Thursday, September 10, 2009

Are Sentences for Possession of Child Porn Too High?

Yes, according to some district judges testifying before the Sentencing Commission. From the National Law Journal:

Judges testifying before the U.S. Sentencing Commission in Chicago told the panel that sentences for people convicted of possessing child pornography have become too severe. The commission suggested it will review the relevant guidelines.
Chief Judge James Carr of the Northern District of Ohio and Chief Judge Gerald Rosen of the Eastern District of Michigan told the panel on Wednesday that sentencing for possession of child pornography, as opposed to manufacture or commercial distribution, may need to be changed. Many people convicted on the offense are not threats to the community, but rather socially awkward first-time offenders, they said.
"This is an area that requires the commission's close consideration and possible corrective action," Rosen told the panel, adding, "I know it's an awkward area for all of us."
In response, Commissioner Beryl Howell said that the issue "is on our priority list for the coming year." The commission will study what kinds of refinements might be made after reviewing the departures from the sentencing guidelines that judges have made in these cases, she said. Howell also noted that Congress has weighed in heavily in this area over the years.

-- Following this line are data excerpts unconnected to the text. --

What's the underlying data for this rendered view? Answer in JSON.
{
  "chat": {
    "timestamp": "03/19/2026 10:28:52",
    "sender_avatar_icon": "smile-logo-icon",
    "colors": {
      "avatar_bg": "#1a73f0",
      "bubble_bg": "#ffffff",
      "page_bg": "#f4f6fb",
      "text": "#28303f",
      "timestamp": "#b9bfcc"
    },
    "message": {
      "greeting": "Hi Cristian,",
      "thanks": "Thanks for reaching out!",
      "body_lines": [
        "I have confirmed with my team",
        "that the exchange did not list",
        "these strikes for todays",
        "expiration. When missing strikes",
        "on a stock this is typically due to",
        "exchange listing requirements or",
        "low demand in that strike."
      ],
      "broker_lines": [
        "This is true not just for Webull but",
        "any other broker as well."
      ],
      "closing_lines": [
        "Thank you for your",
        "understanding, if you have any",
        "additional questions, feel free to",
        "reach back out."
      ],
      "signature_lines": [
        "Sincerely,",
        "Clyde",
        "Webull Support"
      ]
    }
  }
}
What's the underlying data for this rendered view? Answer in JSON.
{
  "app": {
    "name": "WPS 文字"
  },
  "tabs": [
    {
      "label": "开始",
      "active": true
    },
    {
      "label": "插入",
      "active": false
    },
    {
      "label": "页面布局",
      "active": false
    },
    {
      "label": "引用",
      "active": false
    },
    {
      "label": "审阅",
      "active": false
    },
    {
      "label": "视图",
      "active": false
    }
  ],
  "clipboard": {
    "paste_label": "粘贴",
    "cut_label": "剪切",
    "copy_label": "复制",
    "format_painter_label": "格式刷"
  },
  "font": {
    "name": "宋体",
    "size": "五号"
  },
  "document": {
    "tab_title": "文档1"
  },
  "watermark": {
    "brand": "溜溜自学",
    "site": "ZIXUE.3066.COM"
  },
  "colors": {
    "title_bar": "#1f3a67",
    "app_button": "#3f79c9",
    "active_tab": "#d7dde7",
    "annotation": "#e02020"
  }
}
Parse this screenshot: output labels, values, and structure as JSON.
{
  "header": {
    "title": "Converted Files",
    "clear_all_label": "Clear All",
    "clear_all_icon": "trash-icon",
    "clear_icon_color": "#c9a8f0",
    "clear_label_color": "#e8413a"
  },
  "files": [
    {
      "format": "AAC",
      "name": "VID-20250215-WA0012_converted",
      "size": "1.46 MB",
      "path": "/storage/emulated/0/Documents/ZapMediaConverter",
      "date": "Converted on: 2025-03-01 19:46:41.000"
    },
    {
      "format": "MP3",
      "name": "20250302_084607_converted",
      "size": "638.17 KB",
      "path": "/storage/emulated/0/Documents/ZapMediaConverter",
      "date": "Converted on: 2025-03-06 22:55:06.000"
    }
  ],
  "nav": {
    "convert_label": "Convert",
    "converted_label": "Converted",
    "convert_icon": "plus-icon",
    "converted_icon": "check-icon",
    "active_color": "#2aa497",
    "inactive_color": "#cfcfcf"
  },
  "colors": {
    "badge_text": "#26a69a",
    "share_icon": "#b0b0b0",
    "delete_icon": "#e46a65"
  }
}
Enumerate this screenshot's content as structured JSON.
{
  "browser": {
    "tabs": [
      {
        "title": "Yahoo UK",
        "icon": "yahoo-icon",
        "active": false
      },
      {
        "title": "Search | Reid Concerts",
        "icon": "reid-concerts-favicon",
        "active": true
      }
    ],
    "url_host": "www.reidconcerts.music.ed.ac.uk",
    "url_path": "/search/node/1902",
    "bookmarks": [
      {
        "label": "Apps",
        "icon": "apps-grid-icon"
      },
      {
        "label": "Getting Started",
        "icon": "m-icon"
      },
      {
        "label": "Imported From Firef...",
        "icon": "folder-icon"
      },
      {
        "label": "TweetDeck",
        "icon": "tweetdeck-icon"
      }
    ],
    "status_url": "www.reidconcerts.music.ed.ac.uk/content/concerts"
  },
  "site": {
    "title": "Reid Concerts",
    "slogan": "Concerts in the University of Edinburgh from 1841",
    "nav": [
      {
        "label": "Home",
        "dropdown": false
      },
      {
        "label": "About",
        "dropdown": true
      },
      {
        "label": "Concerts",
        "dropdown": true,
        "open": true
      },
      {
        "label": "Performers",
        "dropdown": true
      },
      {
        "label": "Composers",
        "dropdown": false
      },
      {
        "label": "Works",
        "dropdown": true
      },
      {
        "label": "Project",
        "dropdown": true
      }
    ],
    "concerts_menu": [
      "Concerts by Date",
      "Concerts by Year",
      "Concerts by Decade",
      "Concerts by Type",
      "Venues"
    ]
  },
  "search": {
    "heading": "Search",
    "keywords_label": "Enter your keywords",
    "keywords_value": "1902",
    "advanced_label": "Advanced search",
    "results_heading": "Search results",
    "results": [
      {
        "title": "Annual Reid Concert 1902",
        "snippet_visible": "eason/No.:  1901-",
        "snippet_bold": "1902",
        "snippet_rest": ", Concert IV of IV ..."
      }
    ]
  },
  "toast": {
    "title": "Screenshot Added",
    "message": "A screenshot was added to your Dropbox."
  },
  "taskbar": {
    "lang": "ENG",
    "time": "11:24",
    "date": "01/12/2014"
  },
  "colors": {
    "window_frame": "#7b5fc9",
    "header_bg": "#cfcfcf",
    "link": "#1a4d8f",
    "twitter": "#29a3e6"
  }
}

"I'm of the view that in many instances the sentences are simply too long," Carr said, referring specifically to the guidelines for child pornography possession, gun possession and drug possession.
Rosen emphasized that he doesn't condone possession of child pornography or understand it, but focused on the unfairness of treating one person sitting in his basement receiving videos over the Internet the same as a commercial purveyor of child pornography. In some cases, a person who has watched one video gets a maximum sentence that may be higher than someone sentenced for raping a child repeatedly over many years, he said. The average sentence for possession of child pornography in his district more than doubled, from about 50 months to 109 months, between 2002 and 2007, he said.

7th Circuit Chief Judge Frank Easterbrook, who testified with a separate group of appellate judges, agreed that the child pornography possession area might be ripe for review. He said it gives him pause when he sifts through a stack of sentences that includes a bank robber getting a 10-month sentence and a person convicted of downloading child pornography receiving a 480-month sentence.
"One wonders if we aren't facing some unreasonable and unjustifiable disparities," Easterbrook told the panel.

What do you all think?


Anonymous said...

Most child porn defendants in federal court are middle-classed, middle-aged white men. Most crack defendants in federal court are poor, young, black men. I wonder who will get any future reduction in federal sentences, or who will get the bigger reduction in federal sentences, assuming both will get reductions in the near future.

Anonymous said...

As uncomfortable as the subject of child pornography is, I agree with what the judges said.

Anonymous said...

Paul Korchin just wrote a great sentencing memorandum on this issue, and King sentenced his client to min mands, about 1/4 of the guidelines. Go Paul!

Anonymous said...

I completly agree. I live in florida and im about to be found guilty of this crime. my possible sentance for first time no previous record. Ive also been in Sex Offender counseling for a year and a half. Im looking at life in prison. Min could be 20 years. I really dont understand this sentance. I know wht i did was wrong and i have found help. Oh and crack addicts dont get life sentances. I would have been better off taking a life. I don't expect your sympathy but the others in my group are trying their hardest to make their lifes better.

Anonymous said...

My brother was recently convicted of one count of possession and received a four year sentence for this crime. He didn't even view the videos and immediately deleted them. The judge in court said over and over again how harsh and severe the punishment is for this kind of crime. It's my brothers first offense and he's 48 years old. For the person that posted "I would have been better off taking a life" is very sad but true. My oldest son was shot and killed and the person who committed this horrific crime is still walking the streets almost two years later. I just don't understand the judicial system.